Setelah pindah ke New York untuk beberapa minggu ke depan Aidan akan sibuk mempersiapkan pembukaan hotel berbintang miliknya─Estrella. Ulasan awal tentang hotel itu sangat diperlukannya agar ia bisa memperluas jaringan ke seluruh Amerika.
Aidan memulai semuanya dari New York sehingga menjadi awal dari perjalanan hidupnya yang baru. Beberapa pembangunan hotel di bawah Orcanza Enterprise di Eropa seperti Jerman dan Italia juga mulai mendekati tahap akhir. Jika berhasil, Aidan akan jadi salah satu pengusaha perhotelan paling kaya di dunia.
Aidan juga tengah melirik bisnis olahraga, mungkin dengan membangun stadion atau menjadi pemilik salah satu klub football bisa menjadi pilihan. Ia kini jadi makin tinggi melewati awan dengan kekayaan yang begitu besar yang ia miliki saat ini.
Wajah Aidan juga sering muncul di majalah terkenal dan disebut-sebut menjadi salah satu pengusaha paling sukses abad ini. Namun sudut hatinya sesungguhnya ia tak tenang. Aidan masih sangat ingin bisa menemukan Malikha dan membalaskan semuanya.
“Aku akan tenang, jika sudah membalasnya,” ujar hati Aidan berkali-kali. Ia tak pernah mundur sama sekali. Ke mana pun Malikha berlari, Aidan akan mengejar untuk menghancurkan gadis itu.

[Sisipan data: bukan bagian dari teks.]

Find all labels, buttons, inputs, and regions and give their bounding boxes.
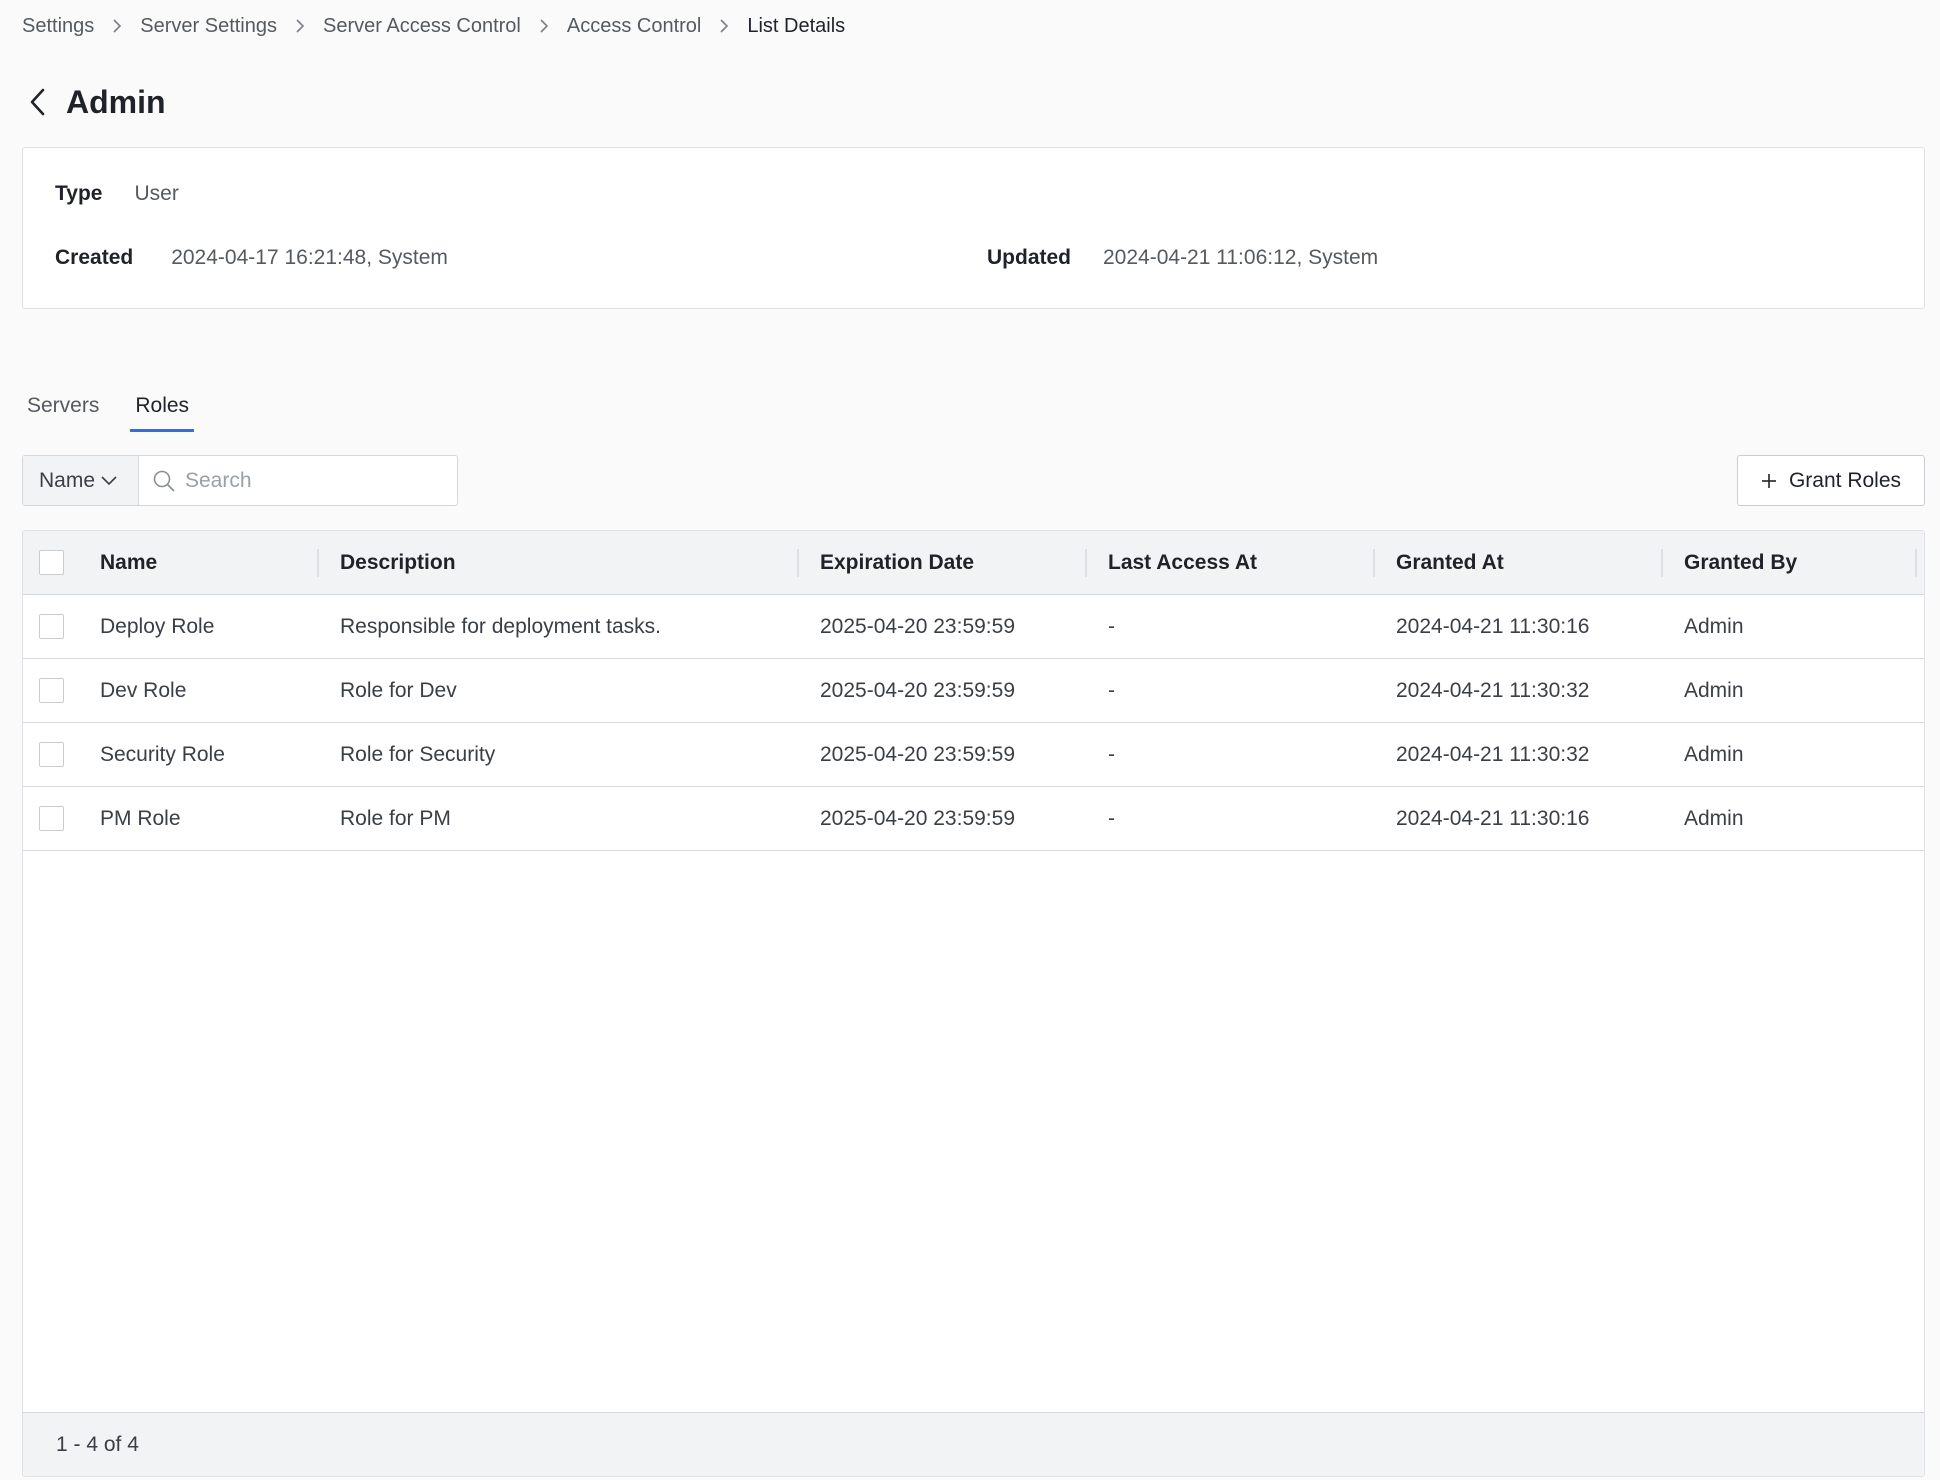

Sementara itu, Malikha yang semakin terjepit untuk memperoleh pekerjaan untuk membiayai pengobatan Ibunya, harus kembali dipecat dari pekerjaannya sebagai pelayan. Untungnya, perlindungan Tuhan datang untuknya.
"Aku tidak bisa membantu banyak, tapi mungkin ini bisa," ujar salah satu pelayan teman Malikha sambil tersenyum tipis.

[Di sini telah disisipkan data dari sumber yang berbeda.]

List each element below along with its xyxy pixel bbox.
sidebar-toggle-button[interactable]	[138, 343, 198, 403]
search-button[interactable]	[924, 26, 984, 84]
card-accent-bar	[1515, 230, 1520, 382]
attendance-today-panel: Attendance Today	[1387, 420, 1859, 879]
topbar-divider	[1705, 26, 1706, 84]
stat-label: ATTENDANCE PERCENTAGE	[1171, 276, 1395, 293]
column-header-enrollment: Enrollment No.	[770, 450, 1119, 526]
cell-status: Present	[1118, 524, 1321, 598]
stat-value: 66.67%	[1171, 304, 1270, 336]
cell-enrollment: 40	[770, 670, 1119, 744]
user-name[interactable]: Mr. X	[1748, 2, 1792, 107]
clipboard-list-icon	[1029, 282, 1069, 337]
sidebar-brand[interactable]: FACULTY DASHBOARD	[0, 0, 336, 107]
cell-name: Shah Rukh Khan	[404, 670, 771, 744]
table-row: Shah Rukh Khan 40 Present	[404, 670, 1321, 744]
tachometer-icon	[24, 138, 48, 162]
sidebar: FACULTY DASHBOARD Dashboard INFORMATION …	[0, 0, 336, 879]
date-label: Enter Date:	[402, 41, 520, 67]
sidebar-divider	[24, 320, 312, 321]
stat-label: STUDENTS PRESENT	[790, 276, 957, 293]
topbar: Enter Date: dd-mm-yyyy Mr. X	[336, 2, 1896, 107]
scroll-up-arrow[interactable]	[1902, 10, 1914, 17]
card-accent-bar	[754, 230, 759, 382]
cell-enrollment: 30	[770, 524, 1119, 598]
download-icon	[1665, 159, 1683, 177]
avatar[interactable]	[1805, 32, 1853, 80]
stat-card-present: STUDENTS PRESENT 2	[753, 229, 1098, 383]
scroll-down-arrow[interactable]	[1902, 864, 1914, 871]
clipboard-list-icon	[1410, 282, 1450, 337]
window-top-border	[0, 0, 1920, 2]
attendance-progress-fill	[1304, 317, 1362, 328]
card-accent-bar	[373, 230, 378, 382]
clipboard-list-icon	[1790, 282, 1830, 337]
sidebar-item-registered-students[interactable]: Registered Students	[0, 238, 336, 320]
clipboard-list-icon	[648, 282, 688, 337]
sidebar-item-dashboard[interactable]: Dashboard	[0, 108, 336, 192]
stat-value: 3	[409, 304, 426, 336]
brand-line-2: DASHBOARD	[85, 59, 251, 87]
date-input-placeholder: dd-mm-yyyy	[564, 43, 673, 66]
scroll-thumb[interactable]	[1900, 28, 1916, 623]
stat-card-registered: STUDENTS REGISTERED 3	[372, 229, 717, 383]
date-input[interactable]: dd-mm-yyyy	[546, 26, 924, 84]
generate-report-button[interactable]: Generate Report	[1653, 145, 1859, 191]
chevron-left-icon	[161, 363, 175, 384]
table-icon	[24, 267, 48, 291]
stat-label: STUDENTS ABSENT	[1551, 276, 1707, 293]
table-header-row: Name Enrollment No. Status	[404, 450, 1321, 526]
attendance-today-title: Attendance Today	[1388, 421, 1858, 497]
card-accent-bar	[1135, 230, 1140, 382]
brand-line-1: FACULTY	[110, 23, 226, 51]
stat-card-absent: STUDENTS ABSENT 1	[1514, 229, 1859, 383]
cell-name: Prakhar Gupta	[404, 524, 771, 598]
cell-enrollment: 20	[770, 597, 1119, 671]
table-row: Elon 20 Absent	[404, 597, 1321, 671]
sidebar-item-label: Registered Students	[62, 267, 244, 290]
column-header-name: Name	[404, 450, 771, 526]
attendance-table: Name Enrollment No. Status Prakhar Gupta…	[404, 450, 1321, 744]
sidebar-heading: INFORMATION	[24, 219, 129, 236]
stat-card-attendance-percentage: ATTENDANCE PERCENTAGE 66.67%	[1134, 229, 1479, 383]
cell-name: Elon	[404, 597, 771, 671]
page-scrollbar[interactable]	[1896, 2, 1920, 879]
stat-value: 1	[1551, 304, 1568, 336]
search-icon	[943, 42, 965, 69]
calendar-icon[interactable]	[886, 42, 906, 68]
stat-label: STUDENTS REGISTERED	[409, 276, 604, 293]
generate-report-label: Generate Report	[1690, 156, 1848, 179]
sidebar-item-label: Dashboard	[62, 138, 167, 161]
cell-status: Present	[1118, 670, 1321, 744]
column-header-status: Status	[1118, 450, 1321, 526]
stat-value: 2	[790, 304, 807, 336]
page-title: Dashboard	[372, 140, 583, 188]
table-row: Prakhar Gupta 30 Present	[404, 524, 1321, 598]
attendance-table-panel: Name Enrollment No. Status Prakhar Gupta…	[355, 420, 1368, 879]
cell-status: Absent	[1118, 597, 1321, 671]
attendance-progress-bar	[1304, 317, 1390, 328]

"Apa ini?" tanya Malikha dengan suaranya yang kecil dan lirih.
"Aku mendapatkan tawaran untuk menjadi pelayan sementara di pesta pembukaan sebuah hotel berbintang di Manhattan. Tapi sepertinya kamu akan lebih membutuhkan pekerjaan itu. Jadi ... kurasa pekerjaan itu untukmu saja," ujar pelayan itu masih sambil tersenyum. Wajah Malikha langsung berbinar bahagia.
"Benarkah kamu mau memberikan pekerjaan itu padaku?" tanya Malikha lagi.
"Terima kasih, Susan. Aku tidak akan melupakan jasamu," balas Malikha lalu memeluk teman barunya itu.
"Sudah, tak apa. Hubungi orang yang ada di dalam kartu nama ini, dia adalah kepala pelayan di hotel itu. Mereka sedang membutuhkan banyak orang karena kabarnya pesta akan diselenggarakan sampai dua hari. Ada pesta pribadi juga, hanya aku tidak tau apa mereka akan masih memakai jasamu atau tidak," ujar Susan memberikan penjelasan. Malikha mengangguk mengerti.
"Terima kasih." Malikha pergi setelah mengucapkan pamit dan melambaikan tangannya membawa sebuah kartu nama tempat ia menggantungkan harapan agar bisa mendapatkan uang esok hari.
Sebelum tiba di apartemennya, Malikha mampir ke booth telepon umum dan mencoba menghubungi nomor yang tertera di kartu itu. Malikha tak lagi memiliki ponsel karena ia sudah menjualnya agar bisa membeli makanan.
"Halo," ujar suara di ujung sana.
"Selamat sore, Tuan. Namaku Malikha Swan. Aku ingin melamar menjadi pelayanmu untuk pesta pembukaan hotel," jawab Malikha memperkenalkan dirinya.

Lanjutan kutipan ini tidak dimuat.